Managerial Approval for SFTP Devices Connections
To enable managerial approval via email or mobile notification for users connecting to devices, the approvalRequiredForConnection property must be set as true on the device group that has the target devices.
When the managerial approval property for the user is set as true, an approval request email is sent to the group manager of the user who attempted to establish the connection. For each attempt, a new approval request email is generated and sent to the manager’s email address.
A parameter can be configured to set a time limit on sending emails for the same connection request:
- Establish an SSH connection to the Kron PAM server.

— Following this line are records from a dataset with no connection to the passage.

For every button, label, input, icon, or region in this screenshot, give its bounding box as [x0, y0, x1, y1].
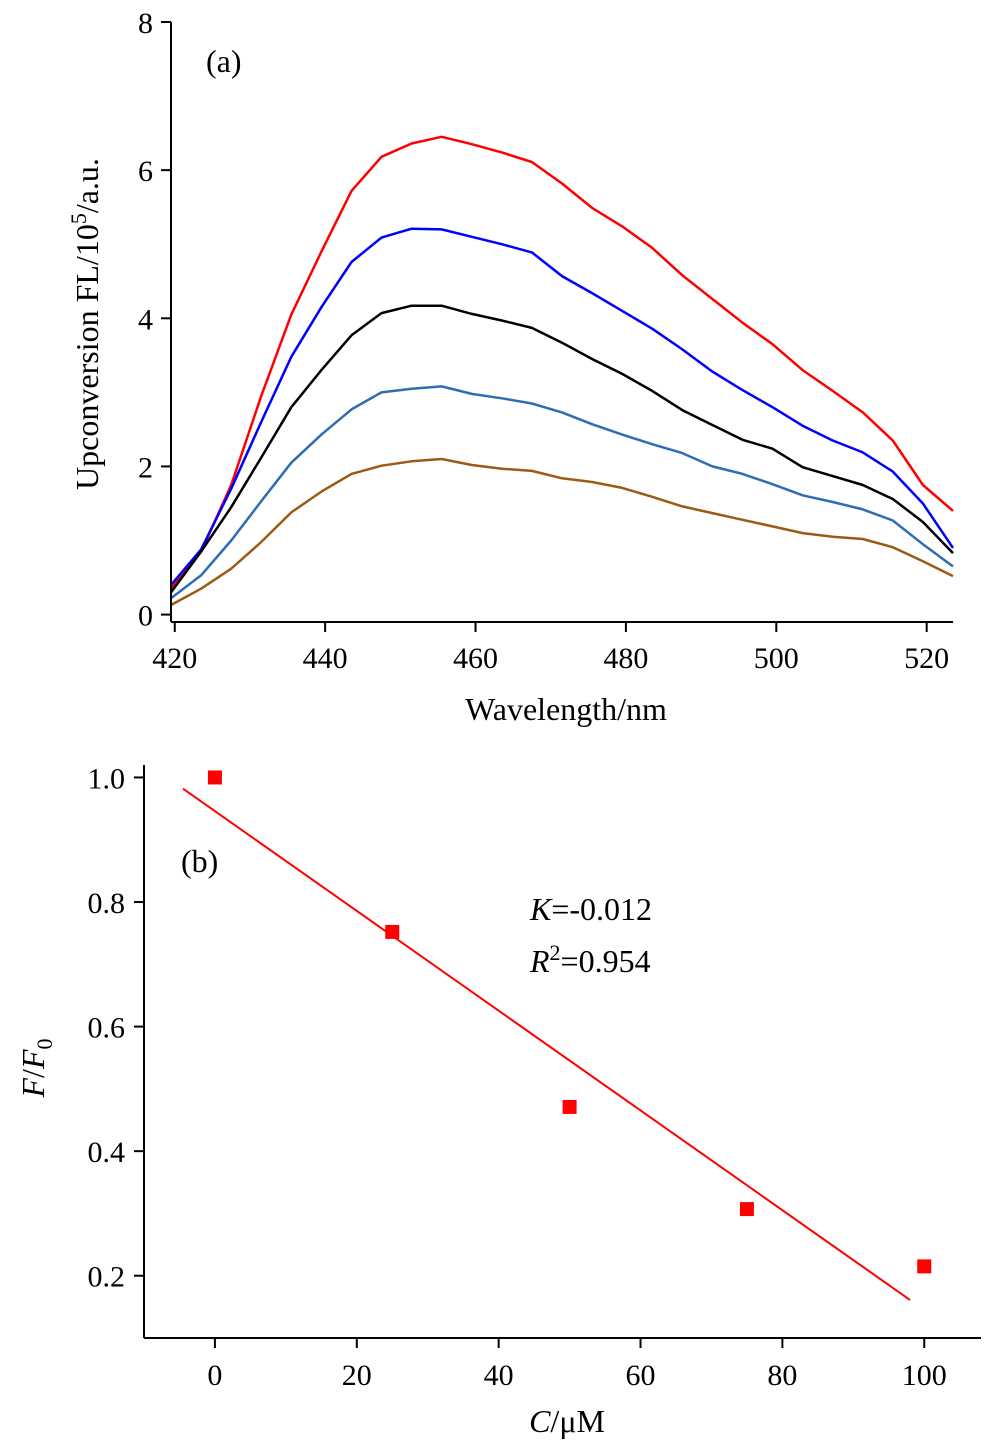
- panel-b-y-axis-title: F/F0: [15, 1039, 57, 1099]
- panel-b-x-axis-title-var: C: [529, 1403, 551, 1439]
- panel-a-y-axis-title: Upconversion FL/105/a.u.: [66, 158, 105, 490]
- panel-a-y-tick-label: 4: [138, 303, 153, 336]
- panel-a-label: (a): [206, 43, 242, 79]
- panel-b-y-tick-label: 0.8: [88, 887, 126, 920]
- panel-b-points-group: [207, 770, 932, 1274]
- panel-b-y-ticks: 0.2 0.4 0.6 0.8 1.0: [88, 762, 144, 1294]
- panel-a-y-tick-label: 8: [138, 7, 153, 40]
- panel-b-x-tick-label: 0: [207, 1359, 222, 1392]
- panel-b-annotation-r2: R2=0.954: [529, 940, 651, 979]
- panel-b-y-tick-label: 0.2: [88, 1261, 126, 1294]
- panel-b-x-tick-label: 80: [767, 1359, 797, 1392]
- panel-a-series-line-2: [170, 227, 955, 586]
- panel-b-x-tick-label: 20: [342, 1359, 372, 1392]
- panel-a-y-axis-title-sup: 5: [66, 213, 91, 224]
- panel-b-y-axis-title-var: F: [15, 1077, 51, 1098]
- panel-a-series-line-5: [170, 457, 954, 607]
- panel-b-fit-line: [182, 787, 911, 1301]
- panel-b-y-tick-label: 1.0: [88, 762, 126, 795]
- panel-b-label: (b): [181, 843, 218, 879]
- panel-b-annotation-r2-sup: 2: [550, 940, 561, 965]
- panel-b-x-axis-title: C/μM: [529, 1403, 605, 1439]
- panel-b-data-point: [207, 770, 222, 785]
- panel-a-x-tick-label: 440: [303, 642, 348, 675]
- panel-a-x-tick-label: 520: [904, 642, 949, 675]
- panel-a-series-group: [169, 135, 955, 607]
- panel-a-y-ticks: 0 2 4 6 8: [138, 7, 171, 633]
- panel-b-x-tick-label: 100: [902, 1359, 947, 1392]
- panel-b-data-point: [385, 924, 400, 939]
- panel-b-annotation-k: K=-0.012: [529, 891, 652, 927]
- panel-b-x-tick-label: 60: [626, 1359, 656, 1392]
- panel-b-annotation-k-var: K: [529, 891, 553, 927]
- panel-b-data-point: [739, 1202, 754, 1217]
- panel-b-y-tick-label: 0.4: [88, 1136, 126, 1169]
- panel-a-series-line-3: [169, 304, 954, 594]
- panel-a-series-line-1: [170, 135, 954, 590]
- panel-a-x-tick-label: 480: [603, 642, 648, 675]
- panel-a-y-axis-title-tail: /a.u.: [69, 158, 105, 213]
- panel-a-x-tick-label: 500: [754, 642, 799, 675]
- panel-a-y-tick-label: 2: [138, 451, 153, 484]
- panel-b-annotation-k-value: =-0.012: [551, 891, 652, 927]
- panel-b-annotation-r2-value: =0.954: [561, 943, 651, 979]
- panel-a-x-ticks: 420 440 460 480 500 520: [152, 622, 949, 675]
- panel-b-x-axis-title-unit: /μM: [550, 1403, 605, 1439]
- panel-b-annotation-r2-var: R: [529, 943, 550, 979]
- panel-b-x-tick-label: 40: [484, 1359, 514, 1392]
- panel-b-y-axis-title-sub: 0: [32, 1039, 57, 1050]
- panel-a-y-tick-label: 6: [138, 155, 153, 188]
- panel-b-y-axis-title-slash: /: [15, 1069, 51, 1078]
- panel-a-y-axis-title-main: Upconversion FL/10: [69, 224, 105, 490]
- panel-b-x-ticks: 0 20 40 60 80 100: [207, 1338, 947, 1392]
- panel-b-y-axis-title-var2: F: [15, 1049, 51, 1070]
- panel-b-data-point: [562, 1099, 577, 1114]
- panel-a: 420 440 460 480 500 520 0 2 4 6 8 (a) Wavelength/…: [66, 7, 955, 727]
- panel-b: 0 20 40 60 80 100 0.20.40.60.81.0 (b) K=-0.01…: [15, 762, 981, 1439]
- panel-a-x-axis-title: Wavelength/nm: [465, 691, 667, 727]
- panel-a-x-tick-label: 460: [453, 642, 498, 675]
- panel-b-data-point: [917, 1259, 932, 1274]
- panel-b-y-tick-label: 0.6: [88, 1012, 126, 1045]
- panel-a-y-tick-label: 0: [138, 600, 153, 633]
- panel-a-x-tick-label: 420: [152, 642, 197, 675]
- panel-a-series-line-4: [170, 385, 954, 600]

- Set the required parameter in /u01/sftp_prox/conf/nsso.properties with the commands: cd /u01/sftp_prox/conf/ vi nsso.properties Add/edit the following parameter with the vi editor: nsso.approval.email.timeout = 0 (default value is “0” and the label of the value is seconds.)
- After the parameters are set, save, and exit the vi editor, and restart sftp_prox with the command: systemctl restart pam-sftp
The parameter prevents Kron PAM from sending too many emails to the manager for each repetitive attempt. For example, if this parameter is set to 300 seconds, and a user attempts to connect to a device more than one time in five minutes, only one connection approval request email is sent to the manager. To receive a connection approval request email for each attempt separately, the parameter’s default value of zero can be used.